Come riutilizzare calze e collant rotti

I collant, soprattutto quelli con meno denari e più velati, sono tra gli indumenti con l’indice di rottura più alto per le donne, a volte si sfilano e si rompono addirittura mentre si stanno indossando per la prima volta!

Piuttosto che gettarli nella spazzatura i collant rotti possono essere riutilizzati in maniera creativa, sfruttando la loro elasticità e in qualche caso le fantasie e i colori.

La scelta tra i diversi modelli, tra collant classici, autoreggenti e parigine, è dettata da fattori come l’abbigliamento o l’abitudine ma quando si rompono le calze diventano tutte uguali e tutte adatte ad essere riutilizzate nei modi che suggeriamo qui di seguito.

Paraspifferi e cuscini

Un vecchio paio di calze, in questo caso preferibilmente da più denari, può essere imbottito con altre calze o strofinacci per creare un paraspifferi senza bisogno di ago e filo, infatti basta tagliare una gamba del collant, rimuovere la parte superiore e la punta del piede ed iniziare ad imbottire; al termine basta annodare le due estremità e il paraspifferi è prono.

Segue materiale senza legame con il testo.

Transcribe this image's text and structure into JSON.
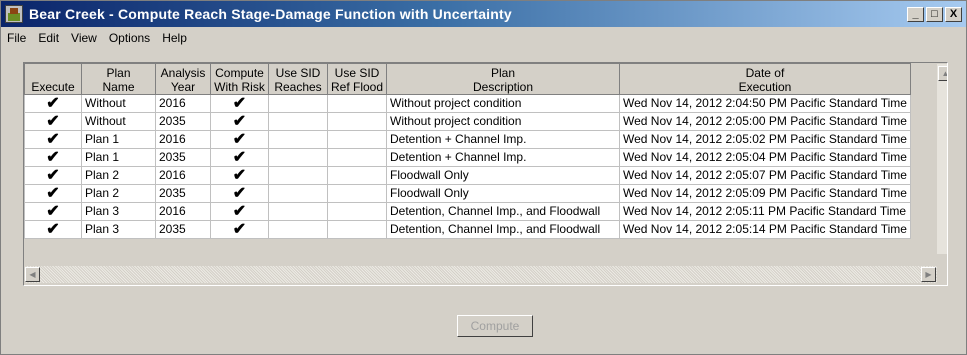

Per questo riutilizzo si possono adoperare, oltre ai collant, anche vecchie calze di lane che non si usano più per l’usura (parti più lise o perdita di colore).

Un riutilizzo simile, collegato all’imbottitura, prevede di utilizzare i collant rotti per riempire le federe di un cuscino da divano, sia nel caso in cui non si ha l’imbottitura che per renderla più corposa e morbida.

Bucato e pulizie

Tenere da parte un vecchio paia di collant (anche in questo caso va bene solo una gamba) è utile per lavare in lavatrice dei capi più delicati che andranno inseriti in questo “sacchetto” annodato all’estremità, assicurandosi così un lavaggio di questi capi più “riservato” nell’oblò.

I collant possono essere usati anche per stendere capi delicati come abitini leggeri o maglioni su cui non si vogliono creare in alcun modo i segni delle mollette che in alcuni casi possono rovinare i capi o faticano ad andar via.

Per stendere ad esempio una maglia senza rovinarla bisogna usare il collant come una seconda corda, da far passare attraverso il maglione da una manica all’altra da cui sbucheranno le due estremità del collant che va fissato normalmente alla corda con le mollette.

I vecchi collant possono essere anche d’aiuto nelle pulizie di casa, in particolare per eliminare le ragnatele che vengono come attirate dalle calze: basta infilare un paio di collant all’estremità di una scopa e pulire, come di consueto, le zone alte e gli angoli del soffitto dove generalmente si formano le ragnatele.

Sacchetti profumati ed elastici

Essendo chiuso ad un’estremità (dove va il piede) e aperto dall’altra il collant si presta bene per creare dei sacchetti (come nel caso del lavaggio in lavatrice dei capi delicati) in cui mettere delle erbe profumate o dei fiori essiccati (ad esempio lavanda, camomilla, petali di rosa, alloro o menta) per profumare armadi e cassetti.

Quando la saponetta è prossima alla fine, ormai ridotta ai minimi termini e difficile da usare o quando si rompe, piuttosto che buttarla può essere conservata in un sacchetto ricavato da una vecchia calza; quando è abbastanza pieno può essere usato sotto la doccia come una spugna già insaponata.

L’elasticità che caratterizza i collant, ma anche la loro delicatezza, possono trasformarli in fettuccine con cui legare le piante ad un sostegno, senza però rischiare di lesionare il fusto come potrebbe capitare con un fil di ferro o uno spago legato stretto. Intrecciando tra loro delle striscioline o delle gambe di collant si possono creare anche elastici e fasce per capelli.